The Boomerang Generation according to Wikipedia (the ultimate source of information) “is one of several terms applied to the current generation of young adults in Western culture. They are so named for the frequency with which they choose to live with their parents after a brief period of living on their own.”
This definition is fairly accurate when it comes to my current situation. I live in the west, I lived on my own for four years, and now I’m back in The Burbs (another potential name of this blog). It is not by choice though. My pile of student debt is what forced me back to this corner of the earth which I so deplore. I know I’m being dramatic. I had a great childhood growing up here, I actually like spending time with my parents, and I have a great job despite a bit of a commute.

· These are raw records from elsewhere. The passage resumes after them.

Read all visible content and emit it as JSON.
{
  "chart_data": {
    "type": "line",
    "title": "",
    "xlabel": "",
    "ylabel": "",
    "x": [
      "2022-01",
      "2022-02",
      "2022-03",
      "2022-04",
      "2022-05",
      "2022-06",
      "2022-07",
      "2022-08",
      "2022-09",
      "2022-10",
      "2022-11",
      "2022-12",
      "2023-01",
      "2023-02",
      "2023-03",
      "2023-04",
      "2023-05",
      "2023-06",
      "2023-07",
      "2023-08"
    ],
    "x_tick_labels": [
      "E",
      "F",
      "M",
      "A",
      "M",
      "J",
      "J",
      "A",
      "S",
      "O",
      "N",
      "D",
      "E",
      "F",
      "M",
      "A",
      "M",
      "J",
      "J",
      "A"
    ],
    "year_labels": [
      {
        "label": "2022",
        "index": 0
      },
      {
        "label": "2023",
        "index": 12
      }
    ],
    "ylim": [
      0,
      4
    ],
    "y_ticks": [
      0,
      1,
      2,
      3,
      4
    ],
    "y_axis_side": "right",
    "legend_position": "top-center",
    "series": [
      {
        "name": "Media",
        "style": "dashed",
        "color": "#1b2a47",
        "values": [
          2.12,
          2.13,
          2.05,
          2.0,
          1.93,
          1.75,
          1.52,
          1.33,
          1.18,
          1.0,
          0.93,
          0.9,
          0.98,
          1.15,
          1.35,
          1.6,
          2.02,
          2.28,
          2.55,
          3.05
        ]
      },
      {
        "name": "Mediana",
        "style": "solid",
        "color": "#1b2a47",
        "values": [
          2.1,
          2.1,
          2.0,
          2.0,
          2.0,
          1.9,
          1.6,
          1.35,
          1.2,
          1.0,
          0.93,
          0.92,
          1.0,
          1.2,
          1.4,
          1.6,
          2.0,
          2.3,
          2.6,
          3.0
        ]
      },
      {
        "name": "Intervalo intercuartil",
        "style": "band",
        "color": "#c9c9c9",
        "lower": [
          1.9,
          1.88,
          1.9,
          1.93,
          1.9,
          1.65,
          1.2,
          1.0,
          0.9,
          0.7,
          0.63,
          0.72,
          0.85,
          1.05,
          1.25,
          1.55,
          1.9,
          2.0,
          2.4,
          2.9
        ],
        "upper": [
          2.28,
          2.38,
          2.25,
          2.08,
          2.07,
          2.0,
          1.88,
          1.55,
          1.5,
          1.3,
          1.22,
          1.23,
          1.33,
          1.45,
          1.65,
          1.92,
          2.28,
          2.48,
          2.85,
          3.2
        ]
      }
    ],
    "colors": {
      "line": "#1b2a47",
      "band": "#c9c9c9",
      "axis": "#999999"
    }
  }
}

I have a dream however. A big fat dream which involves getting rid of my car, walking to work, and living in a city that makes me feel so alive I want to take big gulps of its dirty air. As a kid I would often go on day trips with my dad and his photography class downtown. These trips often included a visit to The World’s Biggest Bookstore in which we spent hours wondering the aisles. It didn’t matter where we were in the city, I loved it. I love the feeling of restlessness the city provides. It isn’t the bad kind which prevents you from sleeping or keeping your hands still. It is the kind of restlessness which propels you forward and makes you think anything is possible.
I want possibility. I want restlessness. So join me on this god forsaken journey and we can be restless together.